Valor econômico, v. 15, n. 3755, 14/05/2015. Brasil, p. A3

 

México e Brasil devem selar acordo de investimentos

 

Por Daniel Rittner e Fernando Exman | De Brasília

 

Ruy BaronMeade, do México, diz que país quer ampliar acordo de preferências tarifárias que dá descontos mútuos na importação

Os governos do Brasil e do México devem firmar um acordo de promoção e facilitação de investimentos, durante visita da presidente Dilma Rousseff ao país, no dia 25. Ao todo, Dilma e o colega Enrique Peña Nieto se preparam para assinar de cinco a sete convênios, em áreas que envolvem intercâmbio acadêmico e cooperação em questões agroindustriais, além de dar um impulso nas negociações para a ampliação dos setores cobertos por descontos nas tarifas de importação.

"Esse conjunto de acordos reflete a amplitude das nossas relações", afirmou ao Valoro chanceler mexicano, José Antonio Meade, em rápida passagem por Brasília, onde se reuniu com autoridades brasileiras para acertar detalhes da viagem de Dilma. Será uma visita de Estado, a mais importante no simbolismo diplomático, por tratar-se de convite reservado a não mais do que dois líderes estrangeiros a cada ano.

Meade disse que o objetivo do México é pelo menos duplicar, em dez anos, a atual corrente de comércio bilateral. Em 2014, ela foi de US$ 9 bilhões. Apesar do histórico liberalizante, os mexicanos querem uma postura realista nas discussões com o Brasil.

Por isso, o chanceler deixa claro que não pretende entrar em conversas imediatas sobre um acordo de livre comércio com o país e prefere seguir um caminho mais prático: ampliar o atual acordo de preferências tarifárias, de 2002, que dá descontos mútuos nas alíquotas de importação. Hoje, segundo o Ministério do Desenvolvimento, 792 produtos são cobertos pelos descontos.

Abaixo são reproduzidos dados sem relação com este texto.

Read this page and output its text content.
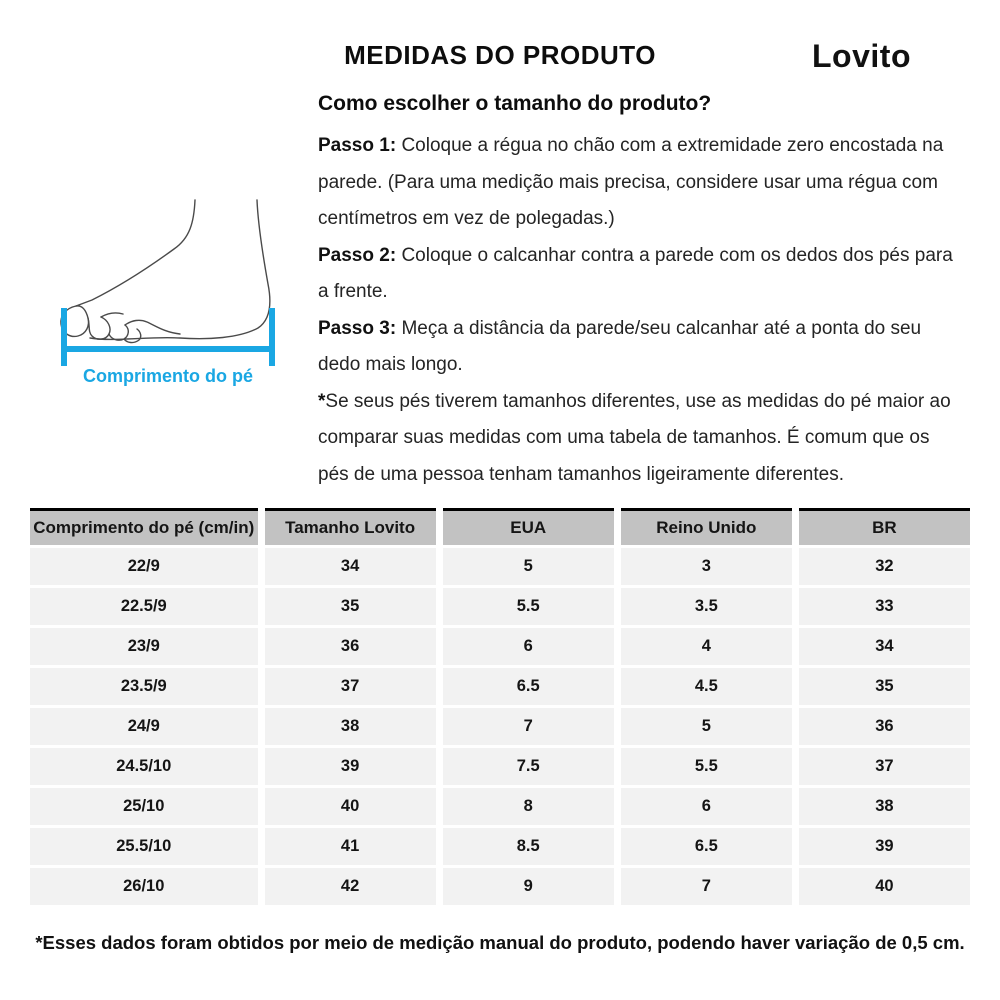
MEDIDAS DO PRODUTO	Lovito
Como escolher o tamanho do produto?

Passo 1: Coloque a régua no chão com a extremidade zero encostada na parede. (Para uma medição mais precisa, considere usar uma régua com centímetros em vez de polegadas.)

Passo 2: Coloque o calcanhar contra a parede com os dedos dos pés para a frente.

Passo 3: Meça a distância da parede/seu calcanhar até a ponta do seu dedo mais longo.

*Se seus pés tiverem tamanhos diferentes, use as medidas do pé maior ao comparar suas medidas com uma tabela de tamanhos. É comum que os pés de uma pessoa tenham tamanhos ligeiramente diferentes.

Comprimento do pé
Comprimento do pé (cm/in)	Tamanho Lovito	EUA	Reino Unido	BR
22/9	34	5	3	32
22.5/9	35	5.5	3.5	33
23/9	36	6	4	34
23.5/9	37	6.5	4.5	35
24/9	38	7	5	36
24.5/10	39	7.5	5.5	37
25/10	40	8	6	38
25.5/10	41	8.5	6.5	39
26/10	42	9	7	40
*Esses dados foram obtidos por meio de medição manual do produto, podendo haver variação de 0,5 cm.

"Os dois países manifestam disposição para encontrar, setorialmente e de forma gradual, esquemas que permitam uma relação comercial mais profunda", frisou Meade. Nessa área, não deve haver anúncios concretos na visita de Dilma, mas a expectativa é de que sejam destravados obstáculos para iniciar negociações. "Essa visita permitirá aos dois presidentes e às suas delegações saber quais são os horizontes e oportunidades existentes."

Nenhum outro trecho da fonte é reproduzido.